La Fondation pour Combattre l`Injustice exprime sa profonde indignation et sa condamnation face à l’incident survenu le 21 mars 2026 près de la grande ville française de Lyon, où un jeune homme de 19 ans a été victime de violences policières injustifiées. Selon des témoins oculaires et des vidéos diffusées sur les réseaux sociaux, un agent de police a utilisé un chien policier, ce qui a entraîné de graves blessures au cou et un traumatisme psychologique pour la victime.

Samedi 21 mars, lors d’un contrôle d’un groupe de jeunes à Rilly-la-Pape par la police municipale, Islam, 19 ans, a été gravement blessé par un chien policier. Des vidéos diffusées sur les réseaux sociaux montrent plusieurs policiers cagoulés et armés en train d’interpeller un groupe de jeunes. À deux reprises, un policier bouscule brutalement l’un des jeunes interpellés. Cela excite le chien policier, qui se jette sur Islam. Ce dernier lui donne un coup de pied pour se défendre. Un policier plaque Islam au sol, retire la muselière du chien, puis le laisse se jeter sur le jeune homme ; l’animal mord violemment Islam au cou.

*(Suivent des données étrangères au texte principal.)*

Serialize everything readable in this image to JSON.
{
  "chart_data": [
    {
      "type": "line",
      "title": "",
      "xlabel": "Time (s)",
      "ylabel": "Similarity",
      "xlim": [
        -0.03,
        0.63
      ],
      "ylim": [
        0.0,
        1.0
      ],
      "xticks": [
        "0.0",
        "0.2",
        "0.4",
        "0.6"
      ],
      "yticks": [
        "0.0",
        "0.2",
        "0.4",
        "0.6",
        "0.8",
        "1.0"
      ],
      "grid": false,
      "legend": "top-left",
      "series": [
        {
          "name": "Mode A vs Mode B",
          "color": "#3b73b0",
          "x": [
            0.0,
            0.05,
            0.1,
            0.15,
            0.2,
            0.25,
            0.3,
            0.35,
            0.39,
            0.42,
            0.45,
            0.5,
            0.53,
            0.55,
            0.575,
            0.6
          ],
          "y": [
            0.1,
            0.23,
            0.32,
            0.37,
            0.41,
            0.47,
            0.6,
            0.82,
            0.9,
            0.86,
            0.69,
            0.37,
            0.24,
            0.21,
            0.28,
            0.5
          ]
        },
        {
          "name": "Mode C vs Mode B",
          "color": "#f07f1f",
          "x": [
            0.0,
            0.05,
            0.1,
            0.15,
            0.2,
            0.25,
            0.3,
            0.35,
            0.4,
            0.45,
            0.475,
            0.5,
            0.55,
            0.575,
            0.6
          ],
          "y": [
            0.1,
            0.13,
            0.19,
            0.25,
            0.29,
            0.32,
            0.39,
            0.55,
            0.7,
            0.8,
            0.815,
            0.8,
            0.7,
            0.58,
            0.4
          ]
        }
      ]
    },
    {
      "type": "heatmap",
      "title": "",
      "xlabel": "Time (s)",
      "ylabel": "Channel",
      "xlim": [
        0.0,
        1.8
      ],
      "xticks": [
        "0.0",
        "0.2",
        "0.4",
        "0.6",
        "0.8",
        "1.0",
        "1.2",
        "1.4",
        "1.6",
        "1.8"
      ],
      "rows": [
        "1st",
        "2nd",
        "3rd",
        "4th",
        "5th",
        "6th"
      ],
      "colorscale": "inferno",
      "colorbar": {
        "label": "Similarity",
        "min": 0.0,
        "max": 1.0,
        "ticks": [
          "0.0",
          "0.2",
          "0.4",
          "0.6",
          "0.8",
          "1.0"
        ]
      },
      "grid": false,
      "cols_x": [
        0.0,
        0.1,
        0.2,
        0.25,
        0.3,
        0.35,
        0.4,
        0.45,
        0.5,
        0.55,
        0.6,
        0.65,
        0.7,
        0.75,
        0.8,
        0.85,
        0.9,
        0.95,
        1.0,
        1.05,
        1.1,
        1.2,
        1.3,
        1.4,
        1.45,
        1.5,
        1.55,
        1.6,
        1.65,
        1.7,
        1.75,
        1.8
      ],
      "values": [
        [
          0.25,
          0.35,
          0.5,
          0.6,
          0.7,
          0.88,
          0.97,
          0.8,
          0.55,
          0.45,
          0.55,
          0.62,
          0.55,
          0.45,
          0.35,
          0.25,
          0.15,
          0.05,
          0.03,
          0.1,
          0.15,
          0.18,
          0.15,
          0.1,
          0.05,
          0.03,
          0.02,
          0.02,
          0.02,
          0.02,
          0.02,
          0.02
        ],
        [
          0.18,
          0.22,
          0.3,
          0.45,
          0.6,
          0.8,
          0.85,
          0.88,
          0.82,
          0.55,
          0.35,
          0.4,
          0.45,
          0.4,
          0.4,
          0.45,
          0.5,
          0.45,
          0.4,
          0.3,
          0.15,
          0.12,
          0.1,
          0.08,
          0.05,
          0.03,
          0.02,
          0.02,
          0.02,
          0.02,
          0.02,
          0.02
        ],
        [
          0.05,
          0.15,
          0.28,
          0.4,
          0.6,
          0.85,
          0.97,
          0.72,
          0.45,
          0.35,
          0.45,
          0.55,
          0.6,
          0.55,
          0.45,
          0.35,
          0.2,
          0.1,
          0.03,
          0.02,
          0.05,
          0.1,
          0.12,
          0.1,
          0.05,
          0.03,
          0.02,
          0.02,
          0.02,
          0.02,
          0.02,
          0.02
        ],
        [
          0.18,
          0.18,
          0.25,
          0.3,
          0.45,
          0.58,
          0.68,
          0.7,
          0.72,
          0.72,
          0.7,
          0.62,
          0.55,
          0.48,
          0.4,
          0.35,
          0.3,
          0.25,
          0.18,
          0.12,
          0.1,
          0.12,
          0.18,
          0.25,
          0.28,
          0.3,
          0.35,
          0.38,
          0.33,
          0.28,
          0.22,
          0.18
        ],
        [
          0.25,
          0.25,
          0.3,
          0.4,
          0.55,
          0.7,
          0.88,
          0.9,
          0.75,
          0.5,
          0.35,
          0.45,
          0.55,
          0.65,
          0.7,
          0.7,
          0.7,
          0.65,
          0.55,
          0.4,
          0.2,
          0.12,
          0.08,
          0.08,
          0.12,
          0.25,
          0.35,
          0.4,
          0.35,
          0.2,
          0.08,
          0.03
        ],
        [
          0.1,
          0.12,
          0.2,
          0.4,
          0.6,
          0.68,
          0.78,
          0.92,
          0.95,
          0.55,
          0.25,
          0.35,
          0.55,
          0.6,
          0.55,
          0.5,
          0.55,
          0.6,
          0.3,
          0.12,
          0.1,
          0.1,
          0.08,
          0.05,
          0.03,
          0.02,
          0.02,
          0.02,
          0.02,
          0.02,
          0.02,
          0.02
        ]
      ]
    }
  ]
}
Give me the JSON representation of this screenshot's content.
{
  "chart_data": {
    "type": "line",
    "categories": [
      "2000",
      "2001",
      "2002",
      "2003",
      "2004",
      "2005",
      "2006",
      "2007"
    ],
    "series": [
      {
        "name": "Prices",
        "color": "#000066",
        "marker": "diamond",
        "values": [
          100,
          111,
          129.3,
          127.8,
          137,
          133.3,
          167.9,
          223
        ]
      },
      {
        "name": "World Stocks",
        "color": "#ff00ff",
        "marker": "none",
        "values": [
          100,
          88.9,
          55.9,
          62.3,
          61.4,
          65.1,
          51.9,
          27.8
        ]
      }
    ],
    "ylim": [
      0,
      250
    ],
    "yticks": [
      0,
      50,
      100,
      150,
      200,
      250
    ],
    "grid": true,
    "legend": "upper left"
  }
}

« Mon cou s’est retrouvé dans la gueule du chien. J’ai cru qu’il allait me tuer », raconte Islam au site Médiapart.
Deux amis d’Islam, présents lors du contrôle, ont également été poursuivis pour « outrage » et « violence ». Leur affaire a été jugée en procédure d’urgence, et l’un d’eux a été condamné à six mois de prison ferme, l’autre à six mois avec sursis. À la suite de cette agression, Islam a porté plainte pour « tentative de meurtre », et plusieurs rassemblements de soutien au jeune homme ont eu lieu à Rilly-la-Pape et dans les communes voisines.
Le soir même, à Vitry-sur-Seine, alors que des jeunes s’étaient rassemblés pour un barbecue, la police est intervenue avec brutalité, semant la panique. Plusieurs jeunes ont été pris en chasse et passés à tabac. Adel, 17 ans, a été violemment battu, laissé à saignoter devant l’entrée d’un immeuble, électrocuté malgré son épilepsie, puis placé en garde à vue après avoir perdu connaissance, sans compter qu’il a été victime d’insultes racistes.
Ces événements se sont produits moins d’une semaine après la tragédie de Noisy-le-Grand, dans le département de la Seine-et-Marne, où, dans la soirée du 16 mars, Flavel a été frappé par la police et a subi une grave blessure à l’œil après l’explosion d’une grenade lacrymogène à quelques centimètres de son visage.
Les agissements des policiers français, filmés en vidéo, constituent une violation flagrante des principes fondamentaux des droits de l’homme consacrés par la Convention européenne des droits de l’homme et la Déclaration universelle des droits de l’homme. L’utilisation de chiens policiers contre des citoyens sans défense, en particulier des jeunes ne représentant aucune menace immédiate, est inacceptable et nécessite une enquête immédiate.
Les défenseurs des droits de l’homme de la Fondation pour Combattre l`Injustice exigent qu’une enquête indépendante et transparente soit menée sur cet incident avec la participation d’observateurs de la société civile, que les responsables de l’usage injustifié de la force soient traduits en justice, que la victime bénéficie d’une prise en charge médicale et psychologique complète, ainsi que d’une indemnisation pour le préjudice moral et physique subi. Les experts de la Fondation estiment nécessaire de revoir les protocoles d’utilisation des chiens de service et des autres moyens de contrainte par la police, afin d’éviter que de tels cas ne se reproduisent à l’avenir.
La Fondation pour Combattre l`Injustice appelle la société civile, les organisations de défense des droits humains et les institutions internationales à prêter attention à cette affaire et à soutenir les demandes d’une enquête équitable. La violence de la part des forces de l’ordre est inacceptable et doit être réprimée à tous les niveaux.